The microbiome signature of Parkinson’s is a live area of research; gut-microbiome changes precede the motor symptoms of Parkinson’s by years in much of the published literature, and the gut-first model of Parkinson’s pathogenesis has been gaining ground since the late 2010s. Kekic’s case study is one practitioner’s account of one patient. It is not a clinical trial. What it is, in the architecture of her argument, is the answer to the question her 2021 kitchen-floor event raised: what could the testing have caught if anyone had thought to ask it?

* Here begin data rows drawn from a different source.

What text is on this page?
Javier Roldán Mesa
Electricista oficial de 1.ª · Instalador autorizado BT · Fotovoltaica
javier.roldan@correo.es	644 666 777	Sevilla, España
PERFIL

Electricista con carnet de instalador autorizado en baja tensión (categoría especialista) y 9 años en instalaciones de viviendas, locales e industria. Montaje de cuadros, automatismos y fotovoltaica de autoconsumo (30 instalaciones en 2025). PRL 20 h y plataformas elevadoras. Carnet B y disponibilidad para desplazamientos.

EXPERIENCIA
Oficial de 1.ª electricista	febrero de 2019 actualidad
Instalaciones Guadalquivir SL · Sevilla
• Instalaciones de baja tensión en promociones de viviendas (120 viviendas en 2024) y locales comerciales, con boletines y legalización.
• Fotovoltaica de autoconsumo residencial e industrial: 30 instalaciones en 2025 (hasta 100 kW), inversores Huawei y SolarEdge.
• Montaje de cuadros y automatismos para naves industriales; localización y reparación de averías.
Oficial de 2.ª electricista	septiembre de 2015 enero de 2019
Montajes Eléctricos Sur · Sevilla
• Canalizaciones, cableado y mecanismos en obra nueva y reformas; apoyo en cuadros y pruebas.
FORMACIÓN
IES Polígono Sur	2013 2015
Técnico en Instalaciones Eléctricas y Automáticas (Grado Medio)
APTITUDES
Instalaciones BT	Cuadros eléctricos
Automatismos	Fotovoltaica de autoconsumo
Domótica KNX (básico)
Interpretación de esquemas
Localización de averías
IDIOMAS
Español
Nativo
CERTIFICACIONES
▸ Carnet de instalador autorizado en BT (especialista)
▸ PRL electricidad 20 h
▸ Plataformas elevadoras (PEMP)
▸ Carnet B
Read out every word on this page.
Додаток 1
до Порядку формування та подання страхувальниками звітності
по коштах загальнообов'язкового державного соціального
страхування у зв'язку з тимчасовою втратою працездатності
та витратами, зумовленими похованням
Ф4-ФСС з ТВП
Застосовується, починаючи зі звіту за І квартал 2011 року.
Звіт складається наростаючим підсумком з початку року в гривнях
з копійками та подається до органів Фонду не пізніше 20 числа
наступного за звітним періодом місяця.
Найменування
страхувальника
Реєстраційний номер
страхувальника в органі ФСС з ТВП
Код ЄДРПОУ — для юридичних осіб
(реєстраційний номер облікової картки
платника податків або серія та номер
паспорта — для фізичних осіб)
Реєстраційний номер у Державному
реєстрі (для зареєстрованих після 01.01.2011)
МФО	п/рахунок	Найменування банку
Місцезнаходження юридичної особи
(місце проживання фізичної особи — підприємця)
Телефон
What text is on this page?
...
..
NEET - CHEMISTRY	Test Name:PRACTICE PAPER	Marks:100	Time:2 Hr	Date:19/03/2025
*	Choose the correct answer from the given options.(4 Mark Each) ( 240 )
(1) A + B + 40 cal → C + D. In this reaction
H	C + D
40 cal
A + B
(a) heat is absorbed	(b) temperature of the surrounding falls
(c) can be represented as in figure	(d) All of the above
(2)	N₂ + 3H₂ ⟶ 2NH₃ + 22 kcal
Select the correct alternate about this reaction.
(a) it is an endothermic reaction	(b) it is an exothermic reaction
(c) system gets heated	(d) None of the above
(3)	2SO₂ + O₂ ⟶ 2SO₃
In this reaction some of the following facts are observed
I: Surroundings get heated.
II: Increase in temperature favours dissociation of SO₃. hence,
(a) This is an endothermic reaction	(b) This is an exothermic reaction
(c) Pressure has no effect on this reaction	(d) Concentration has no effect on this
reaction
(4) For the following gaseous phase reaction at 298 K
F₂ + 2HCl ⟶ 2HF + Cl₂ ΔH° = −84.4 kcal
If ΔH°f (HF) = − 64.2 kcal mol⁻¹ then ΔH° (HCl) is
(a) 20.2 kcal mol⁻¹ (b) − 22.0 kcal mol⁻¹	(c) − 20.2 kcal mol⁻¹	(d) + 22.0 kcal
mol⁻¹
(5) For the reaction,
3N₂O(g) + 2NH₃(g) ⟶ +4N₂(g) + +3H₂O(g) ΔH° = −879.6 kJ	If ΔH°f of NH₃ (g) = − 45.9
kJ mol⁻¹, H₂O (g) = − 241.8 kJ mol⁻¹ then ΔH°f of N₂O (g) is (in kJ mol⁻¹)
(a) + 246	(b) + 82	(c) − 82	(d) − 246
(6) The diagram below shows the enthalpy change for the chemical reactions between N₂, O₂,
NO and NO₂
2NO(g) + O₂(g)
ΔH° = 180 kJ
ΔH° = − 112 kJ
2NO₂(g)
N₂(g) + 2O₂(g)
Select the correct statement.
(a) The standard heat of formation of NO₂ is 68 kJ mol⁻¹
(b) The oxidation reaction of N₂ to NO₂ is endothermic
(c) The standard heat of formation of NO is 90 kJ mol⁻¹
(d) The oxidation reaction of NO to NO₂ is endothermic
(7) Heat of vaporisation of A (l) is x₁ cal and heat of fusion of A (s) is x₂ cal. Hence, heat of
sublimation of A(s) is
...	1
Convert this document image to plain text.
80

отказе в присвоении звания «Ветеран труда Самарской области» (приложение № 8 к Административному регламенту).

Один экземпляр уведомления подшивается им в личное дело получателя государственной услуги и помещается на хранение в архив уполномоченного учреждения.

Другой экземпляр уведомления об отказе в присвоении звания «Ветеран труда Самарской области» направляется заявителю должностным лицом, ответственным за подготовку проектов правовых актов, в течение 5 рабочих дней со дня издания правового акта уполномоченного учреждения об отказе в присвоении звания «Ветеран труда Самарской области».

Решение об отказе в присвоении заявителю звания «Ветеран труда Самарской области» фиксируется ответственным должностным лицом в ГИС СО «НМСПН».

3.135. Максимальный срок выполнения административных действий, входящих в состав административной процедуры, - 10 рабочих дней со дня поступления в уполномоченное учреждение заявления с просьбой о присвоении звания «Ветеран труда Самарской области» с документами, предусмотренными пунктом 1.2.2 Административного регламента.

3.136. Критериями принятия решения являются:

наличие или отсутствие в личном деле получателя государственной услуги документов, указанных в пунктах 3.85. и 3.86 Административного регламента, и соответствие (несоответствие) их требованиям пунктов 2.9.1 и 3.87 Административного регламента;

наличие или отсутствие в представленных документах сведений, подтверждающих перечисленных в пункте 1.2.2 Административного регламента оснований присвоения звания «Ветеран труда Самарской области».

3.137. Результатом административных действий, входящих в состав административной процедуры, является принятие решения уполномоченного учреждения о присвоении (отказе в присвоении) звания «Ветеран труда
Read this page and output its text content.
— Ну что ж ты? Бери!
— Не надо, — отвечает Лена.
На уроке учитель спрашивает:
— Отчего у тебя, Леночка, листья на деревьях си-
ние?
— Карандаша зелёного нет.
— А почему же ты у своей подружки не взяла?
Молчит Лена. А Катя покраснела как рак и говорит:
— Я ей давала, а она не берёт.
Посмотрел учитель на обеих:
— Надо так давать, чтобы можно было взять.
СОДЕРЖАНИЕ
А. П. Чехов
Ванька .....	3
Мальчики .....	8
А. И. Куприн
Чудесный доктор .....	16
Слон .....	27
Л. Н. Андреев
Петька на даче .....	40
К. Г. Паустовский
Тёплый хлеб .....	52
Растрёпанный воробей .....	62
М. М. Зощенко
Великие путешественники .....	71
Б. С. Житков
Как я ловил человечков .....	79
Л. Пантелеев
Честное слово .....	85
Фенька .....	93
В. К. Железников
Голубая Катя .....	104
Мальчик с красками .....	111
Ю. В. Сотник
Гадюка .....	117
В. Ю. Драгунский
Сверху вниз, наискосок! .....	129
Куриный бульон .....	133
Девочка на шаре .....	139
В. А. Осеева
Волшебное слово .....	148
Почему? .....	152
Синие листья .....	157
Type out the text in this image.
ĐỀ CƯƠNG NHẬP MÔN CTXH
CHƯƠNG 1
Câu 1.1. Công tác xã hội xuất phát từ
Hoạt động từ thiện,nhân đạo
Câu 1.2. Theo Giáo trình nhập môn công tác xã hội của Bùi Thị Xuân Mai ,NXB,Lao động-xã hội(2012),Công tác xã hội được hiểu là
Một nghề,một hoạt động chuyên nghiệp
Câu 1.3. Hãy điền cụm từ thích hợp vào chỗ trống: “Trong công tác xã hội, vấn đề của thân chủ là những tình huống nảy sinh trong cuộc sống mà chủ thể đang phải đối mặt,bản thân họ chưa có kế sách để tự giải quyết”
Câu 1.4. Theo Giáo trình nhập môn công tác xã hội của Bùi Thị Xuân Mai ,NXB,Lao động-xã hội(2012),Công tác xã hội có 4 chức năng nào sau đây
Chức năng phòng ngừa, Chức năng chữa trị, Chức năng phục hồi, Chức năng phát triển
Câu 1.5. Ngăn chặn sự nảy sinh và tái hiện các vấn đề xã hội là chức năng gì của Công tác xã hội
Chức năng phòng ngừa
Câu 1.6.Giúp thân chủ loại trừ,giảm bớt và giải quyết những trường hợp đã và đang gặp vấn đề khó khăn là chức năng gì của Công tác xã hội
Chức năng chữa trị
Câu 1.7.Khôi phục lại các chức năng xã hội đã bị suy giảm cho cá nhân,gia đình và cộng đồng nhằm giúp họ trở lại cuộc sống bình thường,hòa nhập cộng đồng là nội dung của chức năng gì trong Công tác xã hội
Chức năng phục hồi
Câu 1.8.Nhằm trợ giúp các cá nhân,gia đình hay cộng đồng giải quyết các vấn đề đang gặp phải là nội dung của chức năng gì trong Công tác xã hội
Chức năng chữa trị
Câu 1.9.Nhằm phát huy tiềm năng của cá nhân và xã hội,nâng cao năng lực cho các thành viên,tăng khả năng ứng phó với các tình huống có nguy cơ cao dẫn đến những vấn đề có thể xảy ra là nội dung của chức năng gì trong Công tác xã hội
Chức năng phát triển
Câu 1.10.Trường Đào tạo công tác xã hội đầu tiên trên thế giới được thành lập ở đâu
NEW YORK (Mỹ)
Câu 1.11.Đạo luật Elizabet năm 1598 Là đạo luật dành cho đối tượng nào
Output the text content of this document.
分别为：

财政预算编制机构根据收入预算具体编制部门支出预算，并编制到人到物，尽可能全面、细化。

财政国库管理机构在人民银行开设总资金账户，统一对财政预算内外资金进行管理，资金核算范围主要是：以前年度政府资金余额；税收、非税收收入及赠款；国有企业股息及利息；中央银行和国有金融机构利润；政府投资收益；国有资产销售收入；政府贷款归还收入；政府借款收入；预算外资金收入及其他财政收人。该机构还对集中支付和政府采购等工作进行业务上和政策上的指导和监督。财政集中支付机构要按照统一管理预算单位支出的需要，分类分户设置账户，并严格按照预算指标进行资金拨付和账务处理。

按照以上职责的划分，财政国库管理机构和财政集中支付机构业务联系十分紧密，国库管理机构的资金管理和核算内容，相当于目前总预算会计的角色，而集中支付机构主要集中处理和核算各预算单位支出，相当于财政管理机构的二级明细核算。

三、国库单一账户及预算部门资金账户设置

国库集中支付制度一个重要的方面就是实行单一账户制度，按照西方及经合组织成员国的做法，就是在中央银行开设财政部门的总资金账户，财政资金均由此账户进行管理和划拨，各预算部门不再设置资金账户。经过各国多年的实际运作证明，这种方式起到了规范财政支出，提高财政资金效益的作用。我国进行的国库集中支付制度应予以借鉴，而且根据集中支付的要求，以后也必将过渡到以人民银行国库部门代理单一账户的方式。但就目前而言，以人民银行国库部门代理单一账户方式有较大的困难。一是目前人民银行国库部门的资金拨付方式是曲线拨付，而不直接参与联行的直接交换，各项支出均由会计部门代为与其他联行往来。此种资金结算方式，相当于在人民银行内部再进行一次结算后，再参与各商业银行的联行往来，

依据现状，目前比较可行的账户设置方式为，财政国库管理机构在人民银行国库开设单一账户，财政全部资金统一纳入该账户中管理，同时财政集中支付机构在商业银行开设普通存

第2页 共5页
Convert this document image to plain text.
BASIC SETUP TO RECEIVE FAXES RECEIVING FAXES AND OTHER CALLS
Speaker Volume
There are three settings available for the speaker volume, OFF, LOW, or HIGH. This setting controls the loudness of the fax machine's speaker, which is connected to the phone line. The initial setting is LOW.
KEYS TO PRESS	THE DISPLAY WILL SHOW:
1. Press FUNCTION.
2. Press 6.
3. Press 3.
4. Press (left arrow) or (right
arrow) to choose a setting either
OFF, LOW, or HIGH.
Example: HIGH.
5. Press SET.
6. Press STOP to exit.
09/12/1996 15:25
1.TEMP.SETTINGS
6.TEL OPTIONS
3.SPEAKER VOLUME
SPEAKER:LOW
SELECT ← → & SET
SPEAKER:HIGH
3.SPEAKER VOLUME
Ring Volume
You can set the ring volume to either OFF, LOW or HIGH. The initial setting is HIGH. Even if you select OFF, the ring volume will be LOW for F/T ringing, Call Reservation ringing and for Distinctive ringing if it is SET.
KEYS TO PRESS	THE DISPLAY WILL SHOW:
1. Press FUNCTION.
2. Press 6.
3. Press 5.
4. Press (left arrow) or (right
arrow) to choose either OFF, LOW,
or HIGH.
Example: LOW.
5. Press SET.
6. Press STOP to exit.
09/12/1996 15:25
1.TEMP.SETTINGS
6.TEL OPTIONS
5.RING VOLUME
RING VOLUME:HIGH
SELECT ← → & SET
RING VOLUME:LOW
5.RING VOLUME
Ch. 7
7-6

The driver’s-seat framing of preventative medicine
The framework Kekic builds from these foundations is what she calls cellular intelligence in action, a layered systems-biology approach delivered through six lifestyle pillars (nutrition, movement, sleep, stress, relational health, emotional wellbeing) plus a sixth she names substances and where she spends most of her time. Substances in her usage covers supplements, peptides, medications and exosomes on the active side, and processed food, toxins and “anti-food” on the costs side. The architecture is recognisable from the broader lifestyle-medicine literature; the AI-enabled multiomic measurement layer is where Kekic’s version differs from the standard six-pillar framing.
Where she takes the framework next is less institutional. Her tagline, she says, is know yourself. “We cannot live in a state where we defer our health to something or somebody. We need to be at the driver’s seat of our health.”
The vision is for the next decade of preventative medicine to look less like patients receiving guidelines from physicians and more like patients arriving with multiomic data and asking better questions of physicians who have been trained to work with it. Preventative, proactive, participatory and what she calls uber-personalised.
This is the position the 2021 event ended on, and the one she has spent the four years since building around. Medical knowledge doubles, she points out, in less than two months. No clinician can hold the field in their head anymore, and no patient can outsource the question of their own biology to a clinician who can’t.
What Kekic doesn’t say, what the kitchen-floor moment doesn’t allow her to say, is that any of this would have caught what her own training missed. Three years for the Parkinson’s patient. A week of standard testing for Kekic herself. The framework doesn’t promise the catch. It promises that someone was looking.